Beware of Japan relief appeals from phony charities

COAST CITIES — Tragedies often will bring out the best in people as strangers reach out to help others in need. However, disasters also can result in a flurry of con artists without a conscience who will use natural disasters as opportunities to prey upon the emotions of unsuspecting victims. The San Diego Better Business Bureau, or BBB, is warning consumers about phony charities that are expected to turn up the volume on scam appeals following the recent 8.9‑magnitude earthquake and tsunami catastrophe that swept across Japan’s northeastern coast.
The BBB is encouraging consumers to give to established and recognizable disaster-relief organizations or charities. “Use your head as well as your heart,” said Sheryl Bilbrey, San Diego BBB president. Before writing a check, consumers can contact the nonprofit BBB, which provides the largest free service of its kind to San Diego consumers with free consumer protection and pre‑purchase information, including reports on more than 101,000 local companies. Before buying decisions are made, consumers are encouraged to phone the BBB’s free 24‑hour Consumer Helpline at (858) 496‑2131 or (800) 600‑7050, or visit bbb.org, to obtain free information and a list of BBB accredited businesses.
The BBB advises to be wary of charities with unfamiliar names or “sound‑alikes” with names that sound similar to recognizable emergency‑relief organizations. Donors also need to make sure their money goes to competent organizations that are equipped and experienced to carry out relief efforts. Be leery of e-mails and spam messages linked to new online organizations allegedly claiming that 100 percent of donations will assist relief victims, while not admitting to fund-raising and administrative costs.

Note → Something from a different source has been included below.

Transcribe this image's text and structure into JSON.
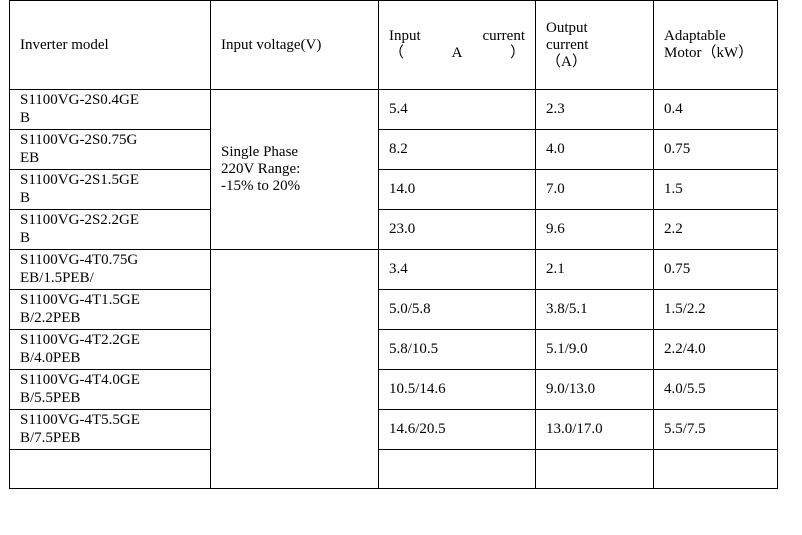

Also, the BBB recommends consumers ask lots of questions, request printed literature on the charity’s programs and finances and send a check in the mail. Do not give cash on‑the‑spot to a “runner” at your front door. Especially, do not give your credit card number or other personal information to a telephone solicitor or in response to an e‑mail. Be skeptical of any charity that is reluctant to answer questions about their operations, finances and programs.